11. Toutefois, pour l’année 2012, les dépenses des commissions ministérielles des marchés sont supportées exceptionnellement par les dotations des budgets des administrations concernées.

II – DE LA PASSATION DES MARCHES PUBLICS.

12. La passation des marchés publics s’effectue conformément aux dispositions de la réglementation en vigueur.

13. La réduction significative des délais de passation des marchés publics est un objectif qui doit être recherché par l’ensemble des organes impliqués. A cet effet, il convient de rappeler :

– La Commission de passation des Marchés publics dispose d’un délai maximal de 21 jours, à compter de la date d’ouverture des offres, pour formuler sa proposition d’attribution, y compris des délais accordés à la sous-commission pour l’analyse des offres ;

– Le délai d’analyse des offres techniques et financières est fixé à 7 jours maximum lorsque l’ouverture des offres s’effectue en un temps, et à 10 jours lorsque cette ouverture intervient en 2 temps, quels que soient l’importance ou la nature du projet objet de la consultation, l’allotissement mis en concurrence ou le nombre des offres reçues ;

– Dans le cas d’une procédure d’urgence, le délai est ramène à 5 jours.

14. La passation des marchés publics doit également respecter le principe de non fractionnement. Lorsque les prestations répondant à un même appel d’offres portent sur les prestations de même nature ou lorsqu’ils sont imputables sur la même ligne budgétaire, le montant total prévisionnel de l’ensemble des marchés à passer, doit être pris en compte pour déterminer le seuil de compétence de la Commission.

15. Le relèvement du plafond des lettres-commandes à 50 millions de francs CFA a pour objectif, d’une part, d’éviter un engorgement du ministère en charge des Marchés publics, susceptible de constituer une source de lenteur et d’inefficacité dans la mise en œuvre des projets retenus ; et, d’autre part, d’éviter le blocage des activités quotidiennes ou courantes des départements ministériels, pour lesquelles les Ministres devraient pouvoir recourir, soit aux bons de commande, soit aux lettres-commandes.
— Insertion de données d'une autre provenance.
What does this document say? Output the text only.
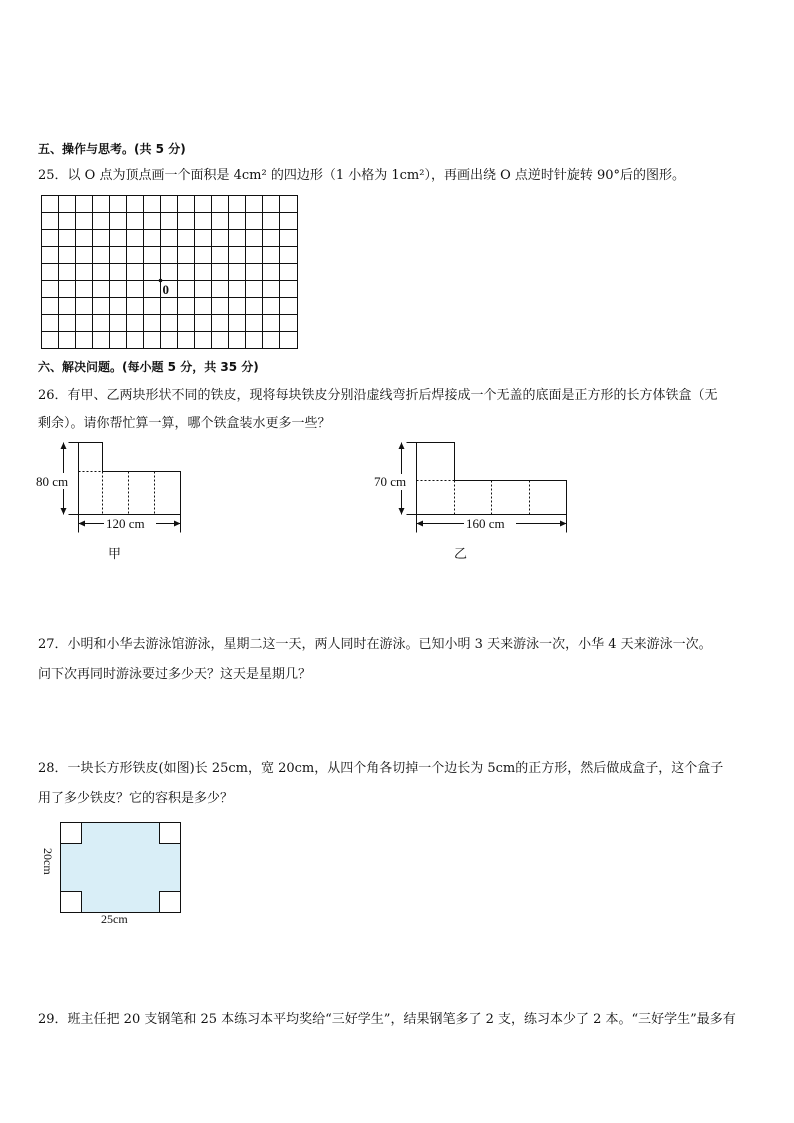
五、操作与思考。(共 5 分)
25．以 O 点为顶点画一个面积是 4cm² 的四边形（1 小格为 1cm²），再画出绕 O 点逆时针旋转 90°后的图形。
0
六、解决问题。(每小题 5 分，共 35 分)
26．有甲、乙两块形状不同的铁皮，现将每块铁皮分别沿虚线弯折后焊接成一个无盖的底面是正方形的长方体铁盒（无
剩余）。请你帮忙算一算，哪个铁盒装水更多一些？
80 cm
120 cm
甲
70 cm
160 cm
乙
27．小明和小华去游泳馆游泳，星期二这一天，两人同时在游泳。已知小明 3 天来游泳一次，小华 4 天来游泳一次。
问下次再同时游泳要过多少天？这天是星期几？
28．一块长方形铁皮(如图)长 25cm，宽 20cm，从四个角各切掉一个边长为 5cm的正方形，然后做成盒子，这个盒子
用了多少铁皮？它的容积是多少？
25cm
20cm
29．班主任把 20 支钢笔和 25 本练习本平均奖给“三好学生”，结果钢笔多了 2 支，练习本少了 2 本。“三好学生”最多有
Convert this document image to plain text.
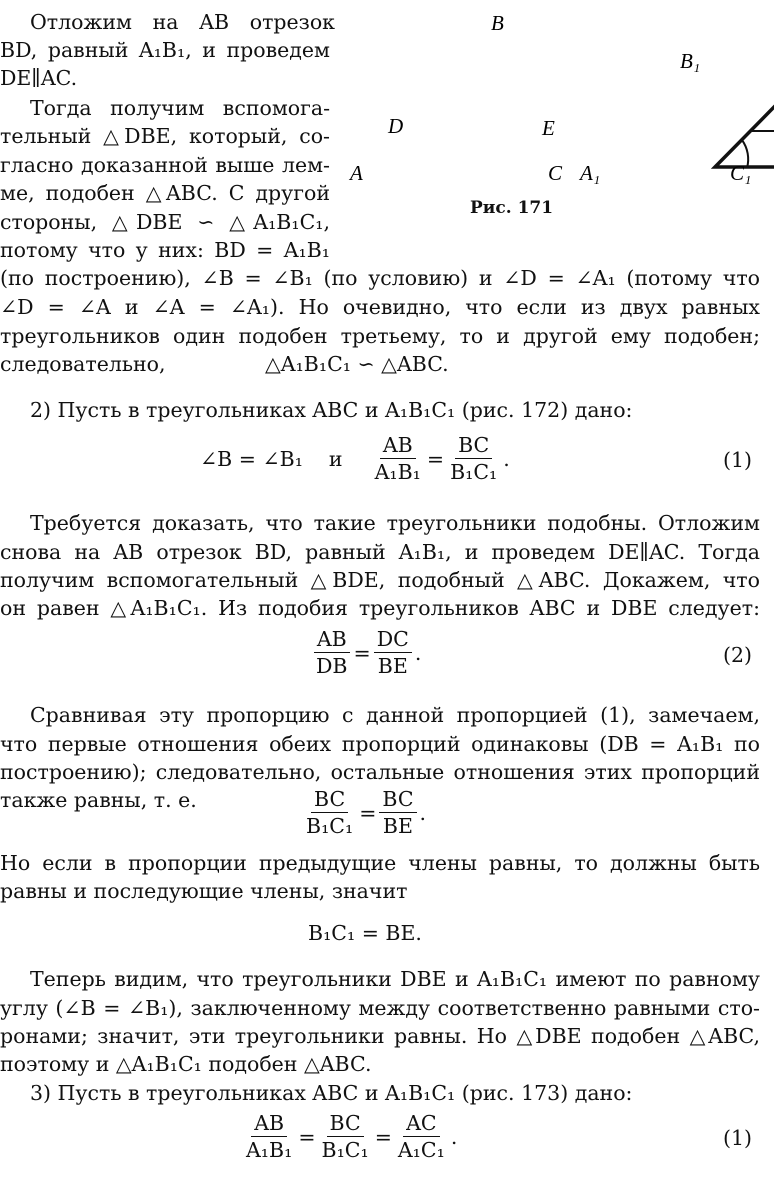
B
A	C
D	E
B₁
A₁	C₁
Рис. 171
Отложим на AB отрезок
BD, равный A₁B₁, и проведем
DE∥AC.
Тогда получим вспомога-
тельный △DBE, который, со-
гласно доказанной выше лем-
ме, подобен △ABC. С другой
стороны, △DBE ∽ △A₁B₁C₁,
потому что у них: BD = A₁B₁
(по построению), ∠B = ∠B₁ (по условию) и ∠D = ∠A₁ (потому что
∠D = ∠A и ∠A = ∠A₁). Но очевидно, что если из двух равных
треугольников один подобен третьему, то и другой ему подобен;
следовательно,	△A₁B₁C₁ ∽ △ABC.
2) Пусть в треугольниках ABC и A₁B₁C₁ (рис. 172) дано:
∠B = ∠B₁ и $\frac{AB}{\text{A₁B₁}} = \frac{BC}{\text{B₁C₁}}$ .	(1)
Требуется доказать, что такие треугольники подобны. Отложим
снова на AB отрезок BD, равный A₁B₁, и проведем DE∥AC. Тогда
получим вспомогательный △BDE, подобный △ABC. Докажем, что
он равен △A₁B₁C₁. Из подобия треугольников ABC и DBE следует:
$\frac{AB}{DB} = \frac{DC}{BE}$ .	(2)
Сравнивая эту пропорцию с данной пропорцией (1), замечаем,
что первые отношения обеих пропорций одинаковы (DB = A₁B₁ по
построению); следовательно, остальные отношения этих пропорций
также равны, т. е.	$\frac{BC}{\text{B₁C₁}} = \frac{BC}{BE}$ .
Но если в пропорции предыдущие члены равны, то должны быть
равны и последующие члены, значит
B₁C₁ = BE.
Теперь видим, что треугольники DBE и A₁B₁C₁ имеют по равному
углу (∠B = ∠B₁), заключенному между соответственно равными сто-
ронами; значит, эти треугольники равны. Но △DBE подобен △ABC,
поэтому и △A₁B₁C₁ подобен △ABC.
3) Пусть в треугольниках ABC и A₁B₁C₁ (рис. 173) дано:
$\frac{AB}{\text{A₁B₁}} = \frac{BC}{\text{B₁C₁}} = \frac{AC}{\text{A₁C₁}}$ .	(1)
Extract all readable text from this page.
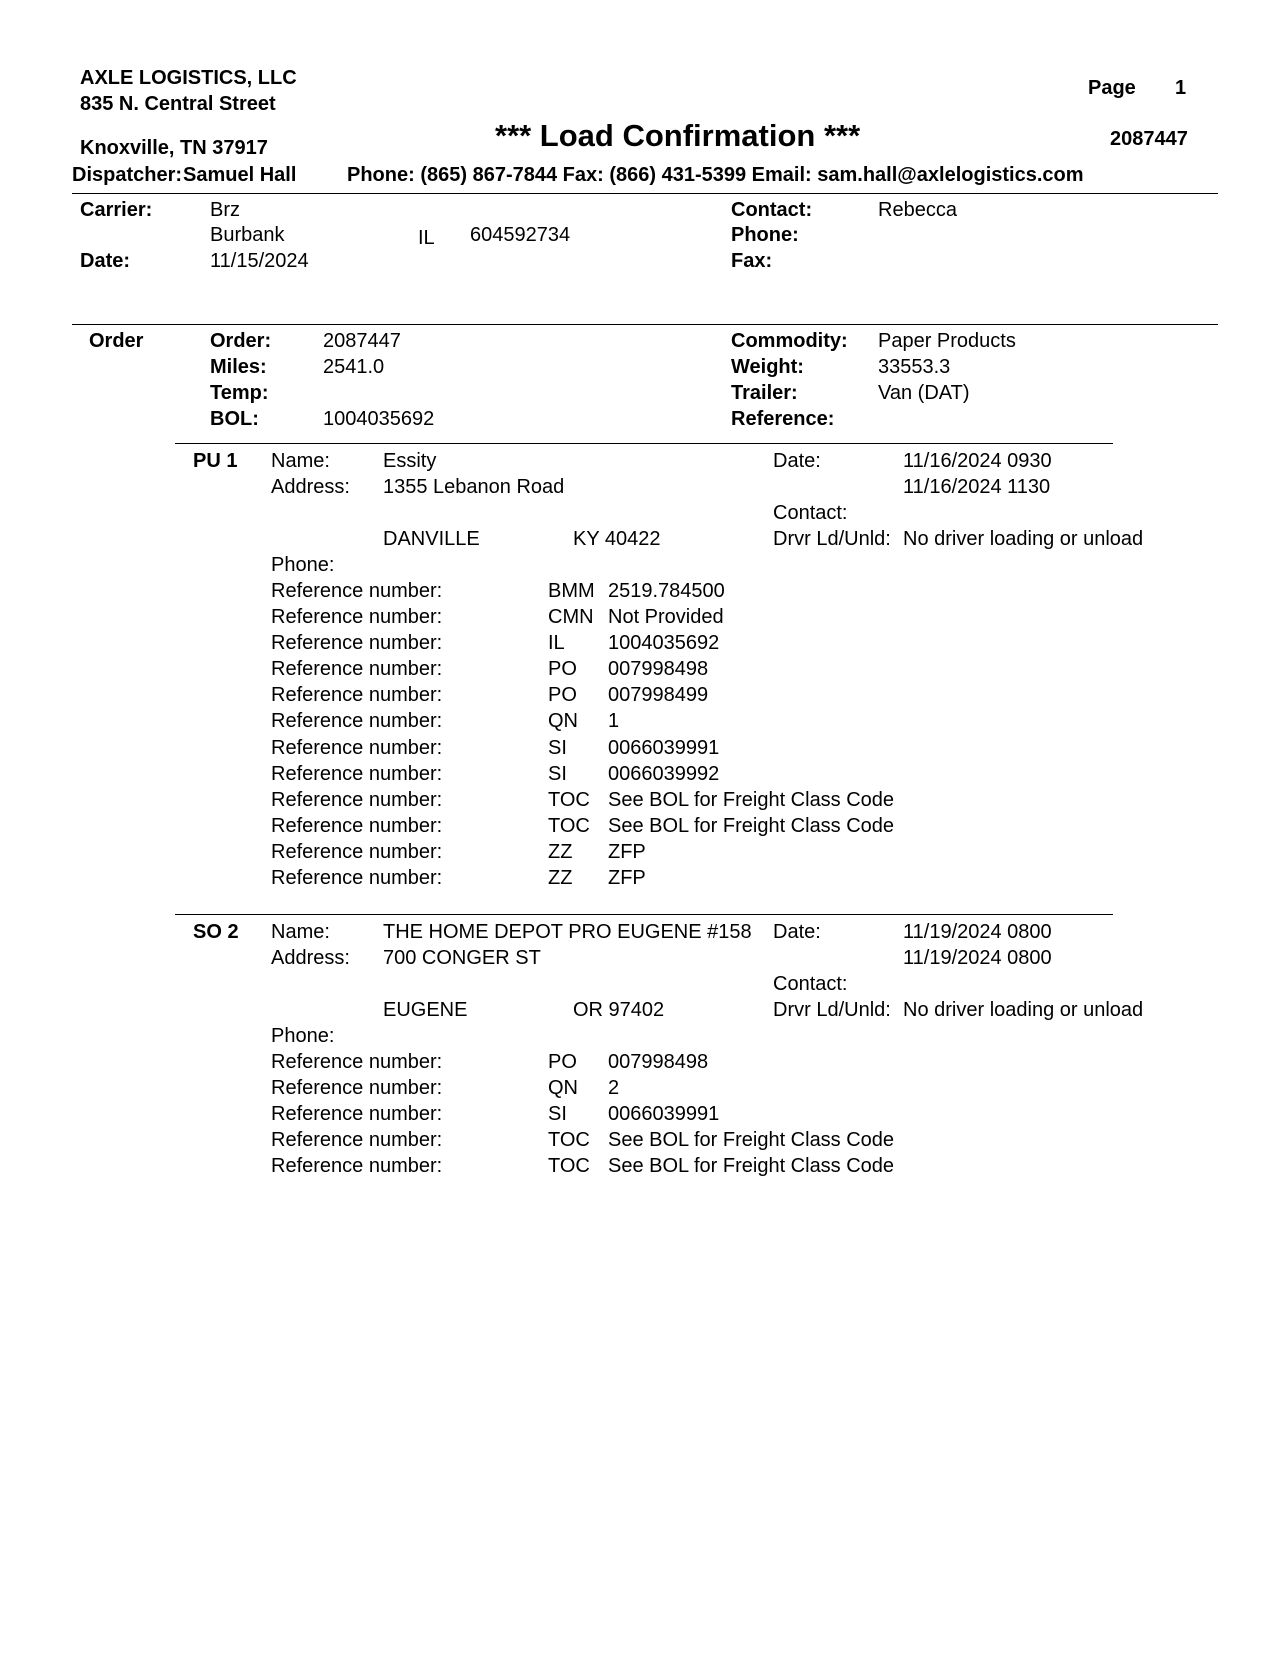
AXLE LOGISTICS, LLC
835 N. Central Street
Knoxville, TN 37917
Page 1
*** Load Confirmation ***	2087447
Dispatcher: Samuel Hall	Phone: (865) 867-7844 Fax: (866) 431-5399 Email: sam.hall@axlelogistics.com
Carrier:	Brz
Burbank	IL 604592734
Date:	11/15/2024
Contact:	Rebecca
Phone:
Fax:
Order	Order:	2087447
Miles:	2541.0
Temp:
BOL:	1004035692
Commodity: Paper Products
Weight:	33553.3
Trailer:	Van (DAT)
Reference:
PU 1 Name:	Essity
Address: 1355 Lebanon Road
DANVILLE	KY 40422
Date:	11/16/2024 0930
11/16/2024 1130
Contact:
Drvr Ld/Unld: No driver loading or unload
Phone:
Reference number:	BMM 2519.784500
Reference number:	CMN Not Provided
Reference number:	IL 1004035692
Reference number:	PO 007998498
Reference number:	PO 007998499
Reference number:	QN 1
Reference number:	SI 0066039991
Reference number:	SI 0066039992
Reference number:	TOC See BOL for Freight Class Code
Reference number:	TOC See BOL for Freight Class Code
Reference number:	ZZ ZFP
Reference number:	ZZ ZFP
SO 2 Name:	THE HOME DEPOT PRO EUGENE #158
Address: 700 CONGER ST
EUGENE	OR 97402
Date:	11/19/2024 0800
11/19/2024 0800
Contact:
Drvr Ld/Unld: No driver loading or unload
Phone:
Reference number:	PO 007998498
Reference number:	QN 2
Reference number:	SI 0066039991
Reference number:	TOC See BOL for Freight Class Code
Reference number:	TOC See BOL for Freight Class Code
16. Pour satisfaire la double exigence de réduction des délais et d’efficacité, les présidents des commissions de passation des marchés publics doivent faire preuve de rigueur et de sens d’organisation du travail. Ils peuvent, si nécessaire, créer plusieurs sous-commissions d’analyse, pour évaluer les offres reçues d’un même appel d’offres.

17. Les marchés dont le financement est assuré par les bailleurs de fonds extérieurs obéissent à des procédures convenues d’accord parties. A cet effet, les délais doivent prendre en compte les contraintes liées à l’obtention de la non objection de ceux-ci.

18. La procédure de gré à gré doit demeurer exceptionnelle. Elle n’est possible que dans l’un des cas limitatifs prescrits par le Code des Marchés publics. C’est dans ce cadre exclusif que le ministre des Marchés publics peut procéder à la passation d’un marché de gré à gré, notamment pour ceux relevant de la compétence des Commissions centrales.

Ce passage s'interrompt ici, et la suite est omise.